Doctors are overlooking an important test that could reduce hypertension and thus deaths in these patients.
One in three systemic lupus erythematosus patients should be tested for primary aldosteronism, but only a tiny fraction are, new Australian research suggests.
Treating primary aldosteronism could reduce hypertension and cardiovascular disease in these patients, which is a major cause of morbidity and mortality.
“Primary aldosteronism is the most common endocrine cause of secondary hypertension, with an estimated prevalence between 5% and 14% of patients with hypertension in primary care,” Associate Professor Jun Yang, co-author and Melbourne endocrine hypertension expert, and colleagues wrote.
“Yet, the diagnostic rate around the world is probably less than 1% of people who have the disease,” she told Rheumatology Republic.
The study followed around 300 adults at the Lupus Clinic at Monash Health in the past decade, who had lupus for an average of six years.
They found that around one in three participants had at least one indication for primary aldosterone testing, and around half of these had multiple indications.
Yet of the patients with at least one indication, only one in 10 were tested with plasma aldosterone to renin ratio (ARR).
Among the group who were tested, 80% were taking medications that could cause false-negatives on the ARR test, such as diuretics, angiotensin-converting enzyme inhibitors, angiotensin II-receptor antagonists and dihydropyridine calcium channel blockers.

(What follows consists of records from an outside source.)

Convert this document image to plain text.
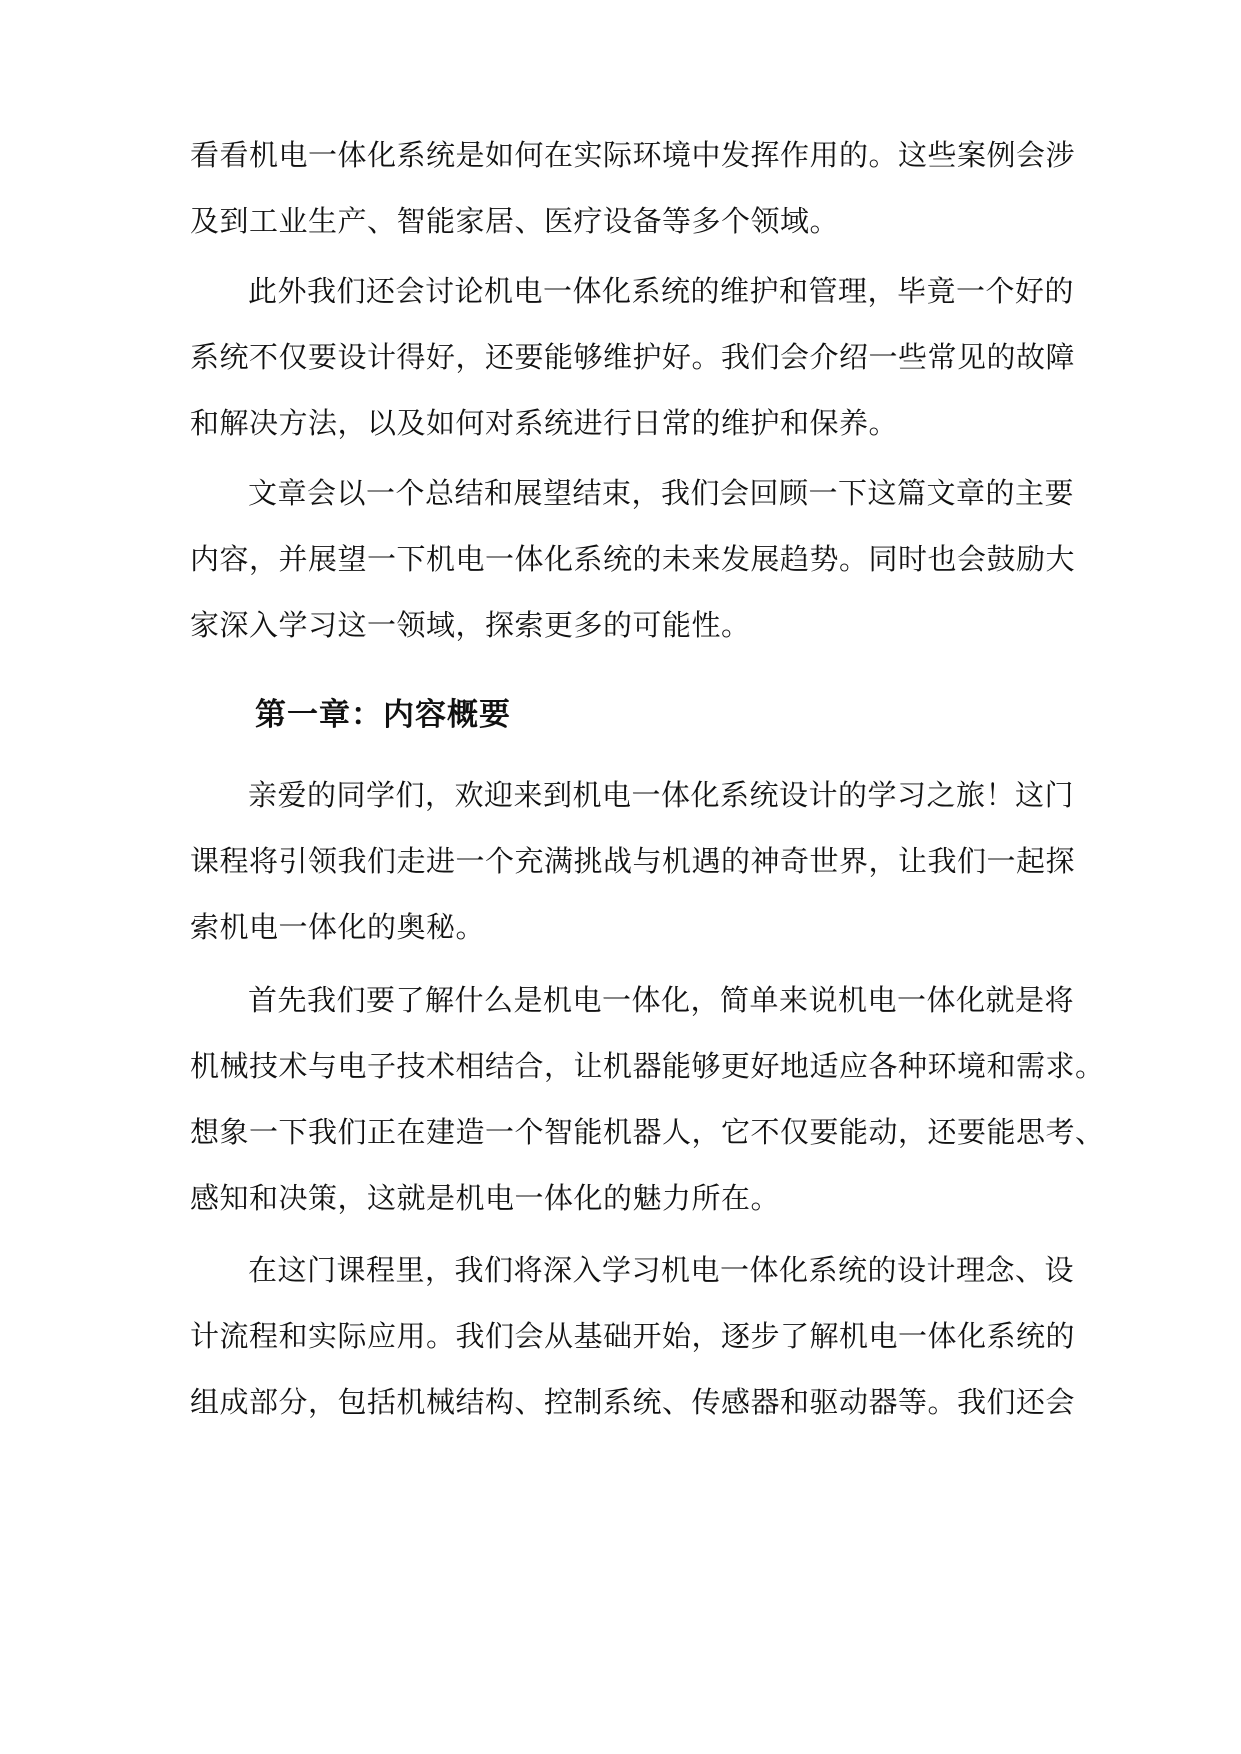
看看机电一体化系统是如何在实际环境中发挥作用的。这些案例会涉
及到工业生产、智能家居、医疗设备等多个领域。
此外我们还会讨论机电一体化系统的维护和管理，毕竟一个好的
系统不仅要设计得好，还要能够维护好。我们会介绍一些常见的故障
和解决方法，以及如何对系统进行日常的维护和保养。
文章会以一个总结和展望结束，我们会回顾一下这篇文章的主要
内容，并展望一下机电一体化系统的未来发展趋势。同时也会鼓励大
家深入学习这一领域，探索更多的可能性。
第一章：内容概要
亲爱的同学们，欢迎来到机电一体化系统设计的学习之旅！这门
课程将引领我们走进一个充满挑战与机遇的神奇世界，让我们一起探
索机电一体化的奥秘。
首先我们要了解什么是机电一体化，简单来说机电一体化就是将
机械技术与电子技术相结合，让机器能够更好地适应各种环境和需求。
想象一下我们正在建造一个智能机器人，它不仅要能动，还要能思考、
感知和决策，这就是机电一体化的魅力所在。
在这门课程里，我们将深入学习机电一体化系统的设计理念、设
计流程和实际应用。我们会从基础开始，逐步了解机电一体化系统的
组成部分，包括机械结构、控制系统、传感器和驱动器等。我们还会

One in 10 tested positive on the ARR, which was defined as a result of >70pmol/L:mU/L, and half didn’t quite meet that criteria but were rated as suspicious.
“Current guidelines do not consider glucocorticoids as an interfering medication, but six of the 10 patients were taking prednisolone, including four on a daily dose of 15mg or greater,” the authors wrote.
Another seven patients were tested despite not meeting the Endocrine Society’s criteria, and two tested positive. No specific follow-ups were recorded for patients with positive or suspicious results.
Low rates of testing could have been because doctors considered primary aldosteronism to be a “rare” disease, Professor Yang said. But there may also be a lack of awareness about guideline recommendations for testing.
“Specific to this cohort, the potential attribution of hypertension to factors such as glucocorticoid use or lupus nephritis, and hypokalaemia to renal tubular acidosis or lupus nephritis with idiopathic hypokalaemia, may have allowed endocrine causes to be overlooked,” the authors wrote.
But there were also logistical barriers, with guidelines recommending patients cease medications that could potentially interfere with ARR testing – which included most conventional hypertensives.
Professor Yang said ARR testing could still be useful even in patients on these drugs, as a low or normal result for renin concentrations should trigger further investigation if those medications were known to increase renin concentrations.
New international guidelines are expected in July this year which will recommend screening all hypertension patients for primary aldosteronism.
However, more advice was needed for testing in patients with interfering medications, and guidance on how to interpret borderline results, said Professor Yang.
Co-author and rheumatologist Dr Fabien Vincent, researcher at Monash Health, said he hoped greater awareness and testing would allow for patients with primary aldosterone to be treated earlier, when they were on fewer interfering medications.
Treatments included aldosterone-blocking medications and adrenal gland removal, which could reduce blood pressure and cardiovascular risk. Spironolactone was one example, and more drugs were under development, he said.
Cardiovascular disease is a leading cause of death in lupus patients, who are at a two- or threefold higher risk than their healthy peers, and hypertension is present in up to 77% of these patients, the authors said.
Professor Yang pointed to the potentially massive improvement to quality of life, using the example of her father with previously uncontrolled hypertension who was treated for primary aldosteronism and dropped from four hypertensive medications to half a tablet daily and now has “perfect” blood pressure control.
While there was scant research on the prevalence of primary aldosteronism in lupus patients or its pathophysiology, hypertension was thought to relate to renal impairment, glucocorticoid treatment, chronic inflammation and/or disruption of the renin-angiotensin-aldosterone system, the authors said.